My First Day:  The Hostage Situation

The night before I was to report to Operations Bureau, I made a small tactical error in judgment—namely, sneaking into a girl’s house while her parents were home. Romantic? Sure. Smart? Not even a little.

Morning comes. I’m up early, ready to sneak out, go home, shower, and report to my new post with the literal Chief of Operations. Except—plot twist—her parents are awake. And I’m not going anywhere. I’m trapped. Hiding. Like a teenage boyfriend in a sitcom.

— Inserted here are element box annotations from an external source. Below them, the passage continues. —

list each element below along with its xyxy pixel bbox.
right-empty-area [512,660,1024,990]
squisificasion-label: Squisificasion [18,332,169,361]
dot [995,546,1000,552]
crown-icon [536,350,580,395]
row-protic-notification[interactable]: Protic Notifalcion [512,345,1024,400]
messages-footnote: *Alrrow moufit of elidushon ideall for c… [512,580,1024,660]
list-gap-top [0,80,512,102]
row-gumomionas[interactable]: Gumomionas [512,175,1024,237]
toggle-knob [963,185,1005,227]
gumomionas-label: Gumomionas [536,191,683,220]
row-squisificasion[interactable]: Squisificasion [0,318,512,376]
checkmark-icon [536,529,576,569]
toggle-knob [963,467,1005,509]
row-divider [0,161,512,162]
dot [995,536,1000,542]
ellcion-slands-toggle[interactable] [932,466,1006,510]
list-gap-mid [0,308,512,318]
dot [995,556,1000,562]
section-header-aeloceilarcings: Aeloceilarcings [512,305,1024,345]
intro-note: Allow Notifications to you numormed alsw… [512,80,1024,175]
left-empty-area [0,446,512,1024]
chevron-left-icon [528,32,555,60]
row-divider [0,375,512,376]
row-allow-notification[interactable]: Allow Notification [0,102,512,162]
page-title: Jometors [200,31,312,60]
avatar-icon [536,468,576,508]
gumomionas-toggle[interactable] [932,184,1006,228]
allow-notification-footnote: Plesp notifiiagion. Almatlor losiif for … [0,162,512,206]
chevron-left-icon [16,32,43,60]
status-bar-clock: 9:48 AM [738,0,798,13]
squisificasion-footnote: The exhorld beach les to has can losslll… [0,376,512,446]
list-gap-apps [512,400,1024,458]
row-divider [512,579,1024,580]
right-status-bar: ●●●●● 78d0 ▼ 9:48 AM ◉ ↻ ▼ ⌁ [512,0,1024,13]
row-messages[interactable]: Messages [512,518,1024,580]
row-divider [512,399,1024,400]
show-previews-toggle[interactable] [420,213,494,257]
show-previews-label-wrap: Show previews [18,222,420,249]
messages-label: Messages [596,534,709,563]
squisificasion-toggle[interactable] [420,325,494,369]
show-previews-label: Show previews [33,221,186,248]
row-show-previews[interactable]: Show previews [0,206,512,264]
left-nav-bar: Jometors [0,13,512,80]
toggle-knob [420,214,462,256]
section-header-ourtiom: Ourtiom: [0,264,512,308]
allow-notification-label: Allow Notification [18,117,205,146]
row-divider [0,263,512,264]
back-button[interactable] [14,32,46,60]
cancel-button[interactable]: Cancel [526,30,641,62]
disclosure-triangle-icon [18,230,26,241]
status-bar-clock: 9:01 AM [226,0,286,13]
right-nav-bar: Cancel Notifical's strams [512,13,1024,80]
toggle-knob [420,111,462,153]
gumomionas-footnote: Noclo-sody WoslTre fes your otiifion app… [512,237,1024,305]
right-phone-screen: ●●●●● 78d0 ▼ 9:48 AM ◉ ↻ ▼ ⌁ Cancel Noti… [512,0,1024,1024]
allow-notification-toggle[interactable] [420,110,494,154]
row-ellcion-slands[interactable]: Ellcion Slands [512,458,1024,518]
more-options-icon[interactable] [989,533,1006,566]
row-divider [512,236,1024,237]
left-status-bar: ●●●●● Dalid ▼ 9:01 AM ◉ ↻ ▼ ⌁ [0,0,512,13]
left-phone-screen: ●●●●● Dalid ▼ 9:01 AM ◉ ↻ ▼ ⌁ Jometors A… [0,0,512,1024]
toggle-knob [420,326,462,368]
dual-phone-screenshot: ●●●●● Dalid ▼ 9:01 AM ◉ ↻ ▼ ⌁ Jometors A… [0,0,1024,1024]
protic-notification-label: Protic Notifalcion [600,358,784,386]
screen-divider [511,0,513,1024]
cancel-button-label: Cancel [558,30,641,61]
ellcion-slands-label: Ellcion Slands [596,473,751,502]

I panicked and did what any self-respecting adult in law enforcement would do: I called Doug. “DUDE. What do I tell Serpas?!” Doug, with the calm and wisdom of a man who was leaving this job forever, said: “Tell him exactly what you just told me.” Now, this felt like terrible advice. But I had no other cards to play.

So I showed up late, heart pounding, and laid it all out. Serpas listened. Stared at me. Then cracked a smile. He laughed and said he was just glad I didn’t feed him some lame excuse like a flat tire. From that moment on, we got along just fine. Trust built on honesty, and a shared appreciation for not being lied to first thing in the morning.  

The Job: Office Life, Intelligence, and Invisible Value

The assignment itself? Not much to write home about. Office work. Admin stuff. Memos. Meetings. Graphs. I was the human equivalent of a filing cabinet for a while. But I learned a lot. I got to see how the department actually functioned—where the gears turned, where the rust was, who really made the calls.

I had access to all kinds of inside information, and I kept every bit of it to myself. That part ended up mattering more than I realized. It built trust. It showed people I could be discreet, even when I didn’t want the job in the first place. And it gave me the tools I’d use later, as I moved up through the ranks.

I’d seen firsthand what worked, what didn’t, and what kind of BS to look out for when the PowerPoint started rolling. So yeah, I didn’t ask for the job. But it ended up being a pretty solid gift wrapped in paperclips and bureaucratic nonsense. Thanks, crawfish.